Je pourrais continuer à visiter un à un les récits, mais je fais confiance aux lectrices et aux lecteurs qui seront tentés de se plonger dans ces fragments d’histoires. À qui s’adresse cet ouvrage, demandez-vous? Les gens âgés ou ceux du grand âge se sentiront interpeller. J’aimerais bien connaître l’opinion de jeunes ou de très jeunes adultes pour qui la fin de vie n’est pas à l’ordre du jour, ni la leur, ni celle de leurs parents.

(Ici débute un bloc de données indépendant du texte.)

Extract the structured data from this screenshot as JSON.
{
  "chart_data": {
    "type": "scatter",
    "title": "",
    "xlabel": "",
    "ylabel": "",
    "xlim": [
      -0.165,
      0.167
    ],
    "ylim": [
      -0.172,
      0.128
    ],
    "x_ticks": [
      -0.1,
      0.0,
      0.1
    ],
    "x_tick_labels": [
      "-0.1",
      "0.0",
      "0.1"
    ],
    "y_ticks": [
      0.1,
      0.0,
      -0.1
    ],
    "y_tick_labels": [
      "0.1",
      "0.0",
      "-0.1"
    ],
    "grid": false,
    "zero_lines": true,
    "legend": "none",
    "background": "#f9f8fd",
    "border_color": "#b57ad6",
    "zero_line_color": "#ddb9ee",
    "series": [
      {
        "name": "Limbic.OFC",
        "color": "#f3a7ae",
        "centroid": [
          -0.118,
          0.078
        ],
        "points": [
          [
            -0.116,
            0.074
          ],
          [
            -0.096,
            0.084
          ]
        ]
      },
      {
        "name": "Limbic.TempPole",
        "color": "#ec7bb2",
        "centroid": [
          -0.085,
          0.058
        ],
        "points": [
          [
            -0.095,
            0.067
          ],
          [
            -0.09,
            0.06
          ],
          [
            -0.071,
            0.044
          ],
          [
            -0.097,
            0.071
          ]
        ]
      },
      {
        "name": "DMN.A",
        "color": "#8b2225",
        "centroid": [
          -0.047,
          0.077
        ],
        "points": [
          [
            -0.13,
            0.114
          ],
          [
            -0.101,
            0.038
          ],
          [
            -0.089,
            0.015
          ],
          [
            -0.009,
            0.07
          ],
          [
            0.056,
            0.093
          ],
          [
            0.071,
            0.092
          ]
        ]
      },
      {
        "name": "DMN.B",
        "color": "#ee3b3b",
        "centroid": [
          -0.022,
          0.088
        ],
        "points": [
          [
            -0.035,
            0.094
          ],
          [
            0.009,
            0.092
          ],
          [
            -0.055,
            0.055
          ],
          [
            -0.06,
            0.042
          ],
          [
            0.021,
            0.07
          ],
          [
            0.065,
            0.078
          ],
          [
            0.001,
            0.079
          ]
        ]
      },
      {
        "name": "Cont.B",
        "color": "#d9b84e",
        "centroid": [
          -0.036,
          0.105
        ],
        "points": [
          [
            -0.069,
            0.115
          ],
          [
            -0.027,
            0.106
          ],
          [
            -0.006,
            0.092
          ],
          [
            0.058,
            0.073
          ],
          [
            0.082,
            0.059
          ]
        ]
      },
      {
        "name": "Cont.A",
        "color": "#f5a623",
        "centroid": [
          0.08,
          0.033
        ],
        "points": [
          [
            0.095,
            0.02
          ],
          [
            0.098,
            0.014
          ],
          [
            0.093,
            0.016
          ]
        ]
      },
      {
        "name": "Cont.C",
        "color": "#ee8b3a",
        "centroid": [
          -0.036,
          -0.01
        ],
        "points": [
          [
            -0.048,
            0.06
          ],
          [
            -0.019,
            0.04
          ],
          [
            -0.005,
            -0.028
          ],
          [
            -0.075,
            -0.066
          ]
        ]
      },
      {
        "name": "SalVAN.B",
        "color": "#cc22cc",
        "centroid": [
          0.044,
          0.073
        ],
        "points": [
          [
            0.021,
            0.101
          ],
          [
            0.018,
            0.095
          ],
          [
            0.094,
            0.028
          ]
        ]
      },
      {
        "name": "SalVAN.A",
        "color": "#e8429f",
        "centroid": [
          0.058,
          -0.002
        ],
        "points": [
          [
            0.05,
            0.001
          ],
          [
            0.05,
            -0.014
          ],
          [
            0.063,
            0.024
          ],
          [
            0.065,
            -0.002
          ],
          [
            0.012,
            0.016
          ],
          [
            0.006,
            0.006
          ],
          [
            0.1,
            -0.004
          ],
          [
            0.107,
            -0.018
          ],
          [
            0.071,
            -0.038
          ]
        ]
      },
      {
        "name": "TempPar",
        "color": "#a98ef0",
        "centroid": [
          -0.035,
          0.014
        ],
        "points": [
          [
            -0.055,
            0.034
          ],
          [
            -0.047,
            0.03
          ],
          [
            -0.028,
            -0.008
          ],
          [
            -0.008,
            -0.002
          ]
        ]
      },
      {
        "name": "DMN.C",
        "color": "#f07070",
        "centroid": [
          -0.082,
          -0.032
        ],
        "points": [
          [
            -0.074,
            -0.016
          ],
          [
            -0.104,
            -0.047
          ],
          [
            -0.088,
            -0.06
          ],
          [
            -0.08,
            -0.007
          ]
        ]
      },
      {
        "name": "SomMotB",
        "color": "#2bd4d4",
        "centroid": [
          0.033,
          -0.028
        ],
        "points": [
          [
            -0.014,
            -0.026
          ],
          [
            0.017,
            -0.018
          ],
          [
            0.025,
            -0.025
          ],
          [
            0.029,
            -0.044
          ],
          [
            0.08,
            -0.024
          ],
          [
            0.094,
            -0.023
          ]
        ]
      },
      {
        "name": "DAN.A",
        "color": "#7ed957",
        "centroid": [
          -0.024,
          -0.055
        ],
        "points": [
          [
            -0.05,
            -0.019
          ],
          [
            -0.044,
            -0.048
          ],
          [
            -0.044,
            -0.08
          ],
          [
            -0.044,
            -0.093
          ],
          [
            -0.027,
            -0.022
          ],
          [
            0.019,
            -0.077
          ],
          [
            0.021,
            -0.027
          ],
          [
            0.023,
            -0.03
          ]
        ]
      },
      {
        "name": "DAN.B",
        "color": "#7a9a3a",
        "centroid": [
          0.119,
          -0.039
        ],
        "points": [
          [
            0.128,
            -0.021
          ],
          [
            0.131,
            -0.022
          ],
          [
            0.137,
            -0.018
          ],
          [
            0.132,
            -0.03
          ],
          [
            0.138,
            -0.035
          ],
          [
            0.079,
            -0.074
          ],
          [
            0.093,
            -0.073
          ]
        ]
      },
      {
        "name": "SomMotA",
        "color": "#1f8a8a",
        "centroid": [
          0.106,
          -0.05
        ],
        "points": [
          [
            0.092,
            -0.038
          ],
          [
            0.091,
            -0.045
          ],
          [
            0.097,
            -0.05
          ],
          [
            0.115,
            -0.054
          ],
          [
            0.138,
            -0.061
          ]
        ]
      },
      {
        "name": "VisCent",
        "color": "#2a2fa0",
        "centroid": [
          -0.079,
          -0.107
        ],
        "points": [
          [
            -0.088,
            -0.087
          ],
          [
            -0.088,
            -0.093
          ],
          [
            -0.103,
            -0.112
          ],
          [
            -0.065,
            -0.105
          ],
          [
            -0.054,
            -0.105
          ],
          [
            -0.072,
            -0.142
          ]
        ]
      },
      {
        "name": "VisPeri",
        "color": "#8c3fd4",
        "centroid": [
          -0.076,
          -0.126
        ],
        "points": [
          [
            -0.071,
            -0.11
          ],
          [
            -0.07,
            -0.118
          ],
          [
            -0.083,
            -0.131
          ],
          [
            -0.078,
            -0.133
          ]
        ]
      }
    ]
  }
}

Sachez qu’il y aura un prochain livre de Gilles Archambault en 2024. Il a annoncé Vivre à feu doux au cours d’une entrevue à Émilie Perreault. Je vous invite d’ailleurs à prendre le temps d’écouter cet entretien (disponible sur RC Ohdio, "Il restera toujours la culture", 3 mai 2023) portant sur La candeur du patriarche. Il y a ajouté quelques réflexions de même nature que celles du recueil, dont celle-ci : « Écrire ressemble beaucoup à aimer. Aimer quelqu’un, c’est placer la possibilité du bonheur dans l’autre. C’est périlleux, mais c’est ce qu’il y a de plus beau dans la vie. »

Frappez à la porte du patriarche, un air de jazz en sourdine, et laissez-vous emporter par ses mots comme si vous écoutiez les récits d’un vieil ami pas sage du tout.